De hecho, esta investigación iniciada en México ha tenido alcances hasta Europa, donde Hernández Kantun continúa el proyecto y realiza el doctorado en la Universidad Nacional de Irlanda, con apoyo del Consejo Nacional de Ciencia y Tecnología (Conacyt).

De acuerdo con la investigadora mexicana, ahora el objetivo es determinar el número de especies de algas coralinas en Europa y México a través de estudios moleculares.

“Las algas coralinas en México y en el mundo suelen ser descritas e identificadas únicamente por su forma y color. Sin embargo, es necesario investigar a fondo la especie, ya que existe mayor biodiversidad de la contemplada en estos organismos marinos”, precisó la experta.

Sobre la importancia de sus descubrimientos, la investigadora expuso que a partir de 1992 la Directiva de Hábitats de la Unión Europea protege a dos especies formadoras de mantos de rodolitos: Lithothamnion corallioides y Phymatolithon calcareum, por considerarlas las más abundantes e importantes, al atribuirles relevancia como ecosistema marino y ser utilizadas como fertilizantes ricos en minerales.

La especialista en algas coralinas encontró que al menos otras dos: L. glaciale y L. tophiforme deberían considerarse también en ese grupo de especies protegidas por tener las mismas características.

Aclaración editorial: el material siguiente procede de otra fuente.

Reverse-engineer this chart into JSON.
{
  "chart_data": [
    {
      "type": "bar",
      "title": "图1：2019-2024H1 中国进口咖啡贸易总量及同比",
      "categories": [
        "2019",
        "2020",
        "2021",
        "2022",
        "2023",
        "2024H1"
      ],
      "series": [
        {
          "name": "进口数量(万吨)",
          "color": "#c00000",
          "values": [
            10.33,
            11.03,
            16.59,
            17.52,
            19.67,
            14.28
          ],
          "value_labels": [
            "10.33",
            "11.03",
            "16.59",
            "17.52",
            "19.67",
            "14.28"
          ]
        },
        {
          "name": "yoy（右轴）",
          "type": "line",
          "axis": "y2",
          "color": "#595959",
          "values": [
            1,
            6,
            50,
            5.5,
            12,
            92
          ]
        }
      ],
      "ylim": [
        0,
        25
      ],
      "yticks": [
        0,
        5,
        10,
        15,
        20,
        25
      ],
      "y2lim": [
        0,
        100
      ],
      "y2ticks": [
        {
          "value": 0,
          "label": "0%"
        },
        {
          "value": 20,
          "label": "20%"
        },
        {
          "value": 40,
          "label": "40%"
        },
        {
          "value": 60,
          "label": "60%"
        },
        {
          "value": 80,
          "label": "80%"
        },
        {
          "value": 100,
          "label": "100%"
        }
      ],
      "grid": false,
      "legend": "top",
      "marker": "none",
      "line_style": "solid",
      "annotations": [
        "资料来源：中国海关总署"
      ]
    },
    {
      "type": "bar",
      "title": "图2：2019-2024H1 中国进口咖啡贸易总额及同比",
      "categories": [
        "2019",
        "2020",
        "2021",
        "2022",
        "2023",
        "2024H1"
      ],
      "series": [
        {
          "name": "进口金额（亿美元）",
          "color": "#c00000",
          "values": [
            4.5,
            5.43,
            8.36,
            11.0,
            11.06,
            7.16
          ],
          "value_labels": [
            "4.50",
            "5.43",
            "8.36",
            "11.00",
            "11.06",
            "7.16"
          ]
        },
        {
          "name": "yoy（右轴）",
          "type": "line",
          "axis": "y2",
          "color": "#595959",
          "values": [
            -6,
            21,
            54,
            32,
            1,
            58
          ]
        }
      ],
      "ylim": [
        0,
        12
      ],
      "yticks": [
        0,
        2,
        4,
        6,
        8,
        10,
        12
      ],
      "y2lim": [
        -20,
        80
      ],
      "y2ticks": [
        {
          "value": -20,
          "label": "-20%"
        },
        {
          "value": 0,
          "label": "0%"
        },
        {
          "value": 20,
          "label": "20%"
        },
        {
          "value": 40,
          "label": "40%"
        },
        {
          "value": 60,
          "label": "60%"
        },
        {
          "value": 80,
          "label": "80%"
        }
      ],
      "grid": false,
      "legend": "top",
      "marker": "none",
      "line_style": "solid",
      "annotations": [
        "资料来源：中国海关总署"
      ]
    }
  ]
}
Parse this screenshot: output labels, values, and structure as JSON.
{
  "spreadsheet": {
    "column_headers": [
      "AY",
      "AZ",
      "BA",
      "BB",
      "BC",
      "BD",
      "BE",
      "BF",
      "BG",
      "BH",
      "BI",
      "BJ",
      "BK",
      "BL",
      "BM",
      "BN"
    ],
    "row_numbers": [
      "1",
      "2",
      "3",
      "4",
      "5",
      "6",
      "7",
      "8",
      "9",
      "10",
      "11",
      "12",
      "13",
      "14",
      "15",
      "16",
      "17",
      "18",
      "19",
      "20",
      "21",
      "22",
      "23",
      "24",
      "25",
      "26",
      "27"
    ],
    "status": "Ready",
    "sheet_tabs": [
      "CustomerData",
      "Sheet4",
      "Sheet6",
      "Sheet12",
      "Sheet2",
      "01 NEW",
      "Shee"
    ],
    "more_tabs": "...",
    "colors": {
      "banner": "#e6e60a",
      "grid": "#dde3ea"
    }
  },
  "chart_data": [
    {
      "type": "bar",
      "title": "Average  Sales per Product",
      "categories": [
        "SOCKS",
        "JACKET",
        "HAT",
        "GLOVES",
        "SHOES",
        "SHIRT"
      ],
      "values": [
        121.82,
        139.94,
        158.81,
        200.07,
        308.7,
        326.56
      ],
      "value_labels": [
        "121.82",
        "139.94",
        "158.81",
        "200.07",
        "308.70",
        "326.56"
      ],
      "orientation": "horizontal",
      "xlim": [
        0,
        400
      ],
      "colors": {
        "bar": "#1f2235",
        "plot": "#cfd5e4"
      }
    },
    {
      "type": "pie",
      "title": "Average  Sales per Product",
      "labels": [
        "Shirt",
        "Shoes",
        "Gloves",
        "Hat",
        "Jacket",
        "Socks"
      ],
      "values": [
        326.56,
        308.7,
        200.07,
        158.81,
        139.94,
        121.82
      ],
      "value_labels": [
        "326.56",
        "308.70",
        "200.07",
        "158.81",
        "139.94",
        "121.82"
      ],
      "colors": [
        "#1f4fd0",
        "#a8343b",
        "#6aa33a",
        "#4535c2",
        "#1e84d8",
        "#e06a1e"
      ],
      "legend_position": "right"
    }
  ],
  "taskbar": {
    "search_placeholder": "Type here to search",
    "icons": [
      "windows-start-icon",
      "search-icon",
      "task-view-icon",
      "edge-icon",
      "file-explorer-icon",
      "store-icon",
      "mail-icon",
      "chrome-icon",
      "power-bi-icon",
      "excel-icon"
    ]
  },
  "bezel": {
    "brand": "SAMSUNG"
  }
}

El valor ambiental de las algas coralinas radica en que al ser desprendidas durante las mareas y acumularse en determinadas áreas, forman mantos de rodolitos, espacio que al ser rico en calcio es utilizado por algunos corales, almejas, larvas y moluscos “como colchón” para comenzar su desarrollo.

Sin embargo, el calentamiento global está cambiando la química natural de los ecosistemas marinos, ya que incrementa la absorción de dióxido de carbono y modifica sus niveles de acidificación (pH)).

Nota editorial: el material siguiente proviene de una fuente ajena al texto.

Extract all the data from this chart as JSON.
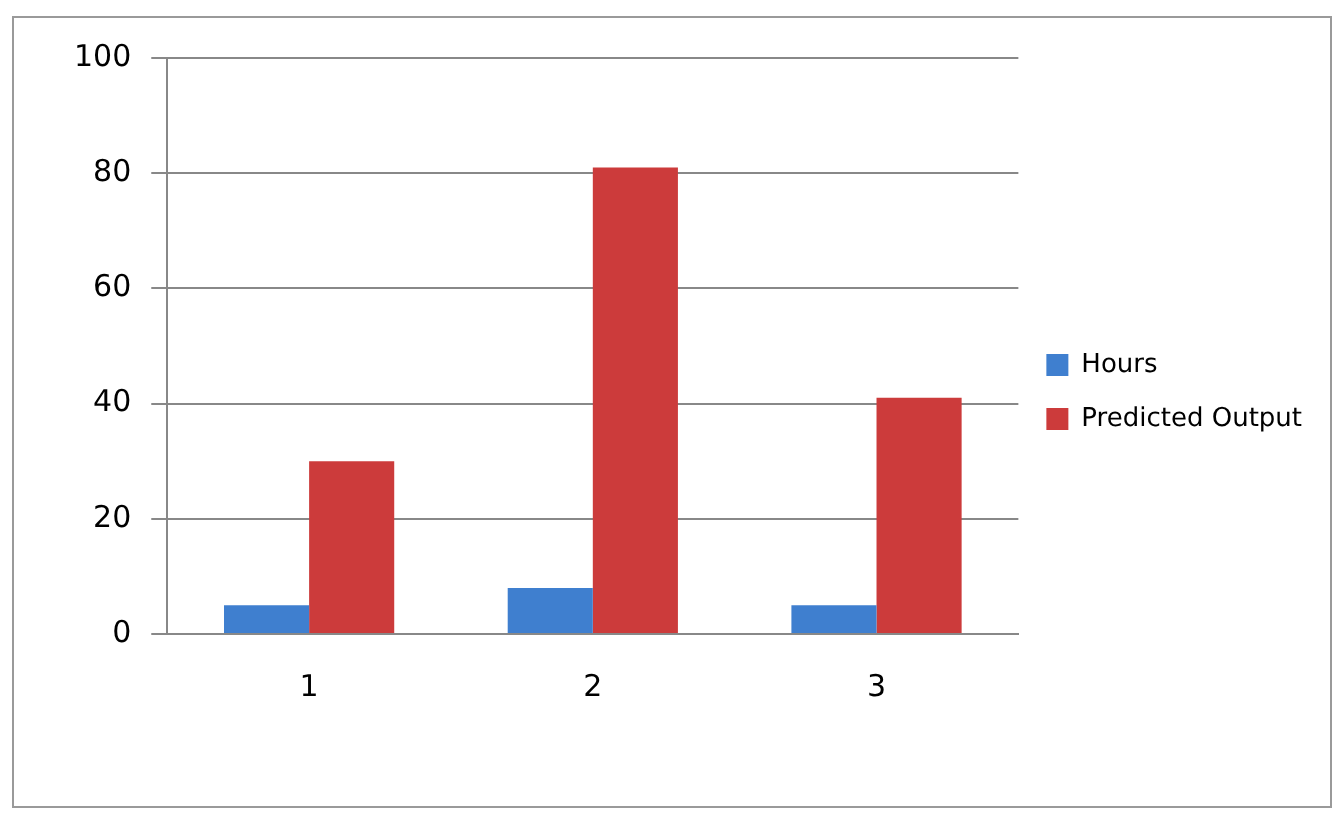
{
  "chart_data": {
    "type": "bar",
    "categories": [
      "1",
      "2",
      "3"
    ],
    "series": [
      {
        "name": "Hours",
        "color": "#3f7fcf",
        "values": [
          5,
          8,
          5
        ]
      },
      {
        "name": "Predicted Output",
        "color": "#cc3b3b",
        "values": [
          30,
          81,
          41
        ]
      }
    ],
    "ylim": [
      0,
      100
    ],
    "yticks": [
      0,
      20,
      40,
      60,
      80,
      100
    ],
    "grid": "y",
    "legend": "right"
  }
}
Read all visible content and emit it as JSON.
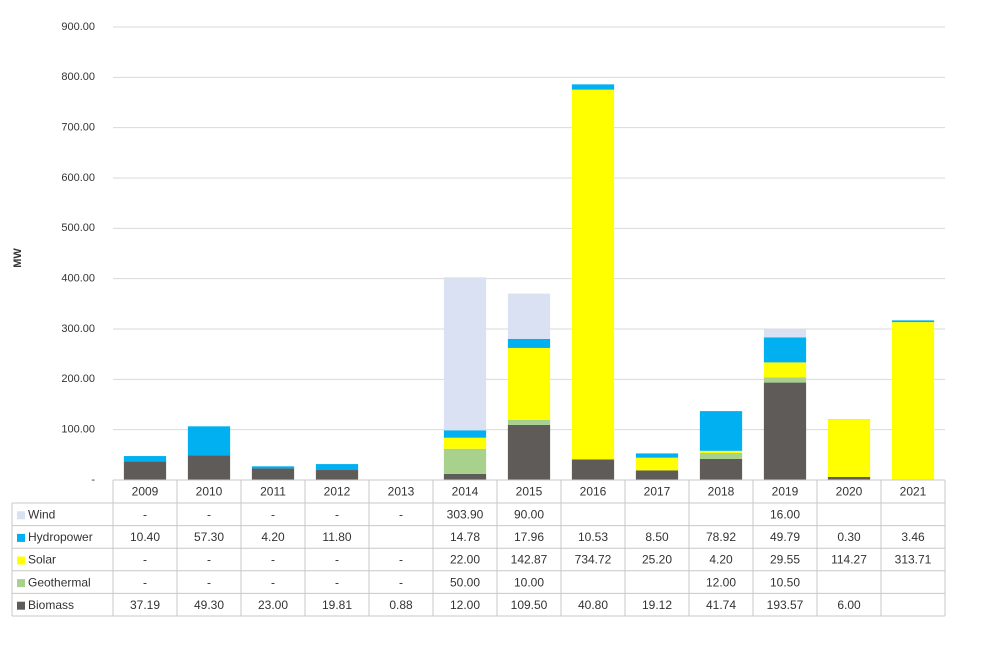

Al respecto, Hernández Kantun advirtió que la acidificación podría remover del ecosistema marino los mantos de rodolitos y afectar directamente a los moluscos, corales u organismos que se encuentran en ellos.

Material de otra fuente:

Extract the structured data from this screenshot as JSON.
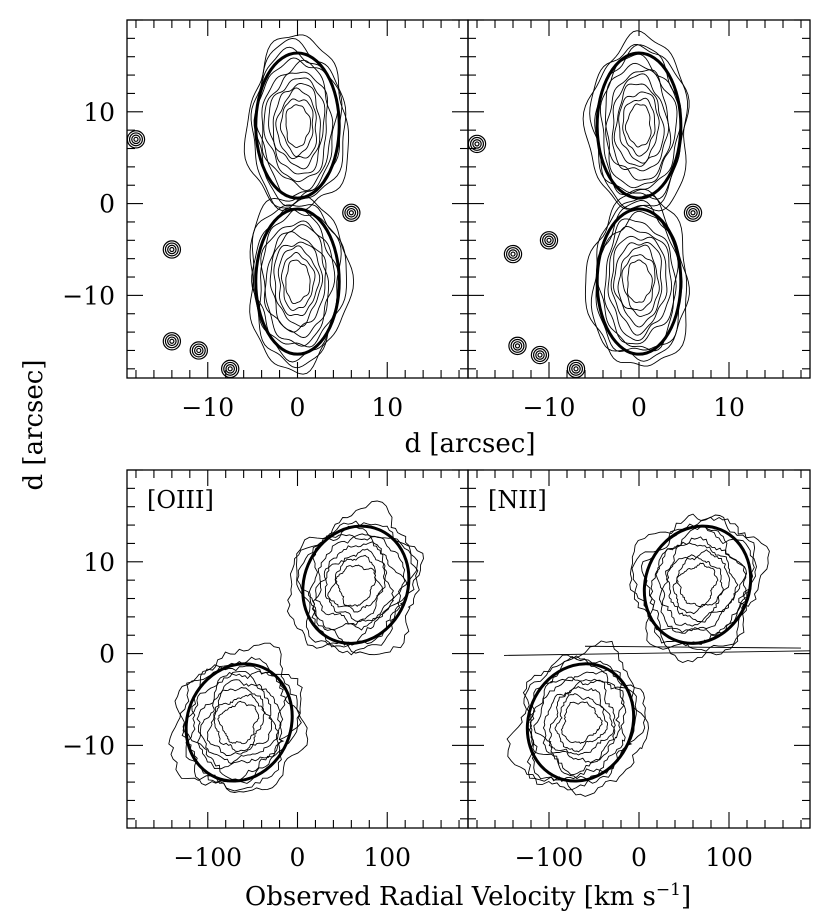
{
  "figure": {
    "y_axis_title": "d [arcsec]",
    "x_axis_title_top": "d [arcsec]",
    "x_axis_title_bottom": "Observed Radial Velocity [km s",
    "x_axis_title_bottom_sup": "−1",
    "x_axis_title_bottom_end": "]"
  },
  "chart_data": [
    {
      "type": "contour",
      "panel": "top-left",
      "label": "",
      "xlim": [
        -19,
        19
      ],
      "ylim": [
        -19,
        20
      ],
      "xticks_labeled": [
        -10,
        0,
        10
      ],
      "yticks_labeled": [
        -10,
        0,
        10
      ],
      "model_lobes": [
        {
          "cx": 0,
          "cy": 8.5,
          "rx": 5,
          "ry": 8.5
        },
        {
          "cx": 0,
          "cy": -8.5,
          "rx": 5,
          "ry": 8.5
        }
      ],
      "compact_sources": [
        [
          -18,
          7
        ],
        [
          6,
          -1
        ],
        [
          -7.5,
          -18
        ],
        [
          -14,
          -15
        ],
        [
          -11,
          -16
        ],
        [
          -14,
          -5
        ]
      ]
    },
    {
      "type": "contour",
      "panel": "top-right",
      "label": "",
      "xlim": [
        -19,
        19
      ],
      "ylim": [
        -19,
        20
      ],
      "xticks_labeled": [
        -10,
        0,
        10
      ],
      "yticks_labeled": [
        -10,
        0,
        10
      ],
      "model_lobes": [
        {
          "cx": 0,
          "cy": 8.5,
          "rx": 5,
          "ry": 8.5
        },
        {
          "cx": 0,
          "cy": -8.5,
          "rx": 5,
          "ry": 8.5
        }
      ],
      "compact_sources": [
        [
          -18,
          6.5
        ],
        [
          6,
          -1
        ],
        [
          -7,
          -18
        ],
        [
          -11,
          -16.5
        ],
        [
          -13.5,
          -15.5
        ],
        [
          -14,
          -5.5
        ],
        [
          -10,
          -4
        ]
      ]
    },
    {
      "type": "contour",
      "panel": "bottom-left",
      "label": "[OIII]",
      "xlim": [
        -190,
        190
      ],
      "ylim": [
        -19,
        20
      ],
      "xticks_labeled": [
        -100,
        0,
        100
      ],
      "yticks_labeled": [
        -10,
        0,
        10
      ],
      "model_lobes": [
        {
          "cx": 65,
          "cy": 7.5,
          "rx": 62,
          "ry": 7,
          "angle": -23
        },
        {
          "cx": -65,
          "cy": -7.5,
          "rx": 62,
          "ry": 7,
          "angle": -23
        }
      ]
    },
    {
      "type": "contour",
      "panel": "bottom-right",
      "label": "[NII]",
      "xlim": [
        -190,
        190
      ],
      "ylim": [
        -19,
        20
      ],
      "xticks_labeled": [
        -100,
        0,
        100
      ],
      "yticks_labeled": [
        -10,
        0,
        10
      ],
      "model_lobes": [
        {
          "cx": 65,
          "cy": 7.5,
          "rx": 62,
          "ry": 7,
          "angle": -23
        },
        {
          "cx": -65,
          "cy": -7.5,
          "rx": 62,
          "ry": 7,
          "angle": -23
        }
      ]
    }
  ]
}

La bióloga marina instó en que se debe considerar la diversidad biológica de las coralinas. Aseguró que los efectos negativos del cambio climático y el nivel de repercusión que éstos tienen son diferentes en cada especie.

“Falta investigación en este campo, no hemos entendido bien la diversidad de estas algas, es como decir que todos los perros son iguales y no, cada raza tiene diferente genética y reacción a diferentes factores ambientales. ¡No es lo mismo proteger a una que a cinco especies!” enfatizó.

Tras estudiar cuatro años el doctorado en Irlanda y colaborar con investigadores del Reino Unido, España, Francia e Italia, Jazmín Hernández Kantun se encuentra en espera de realizar su examen de grado para regresar a México, donde piensa fundar un laboratorio para seguir con sus investigaciones, mismas que pretende, sean utilizadas para la conservación de estos organismos marinos.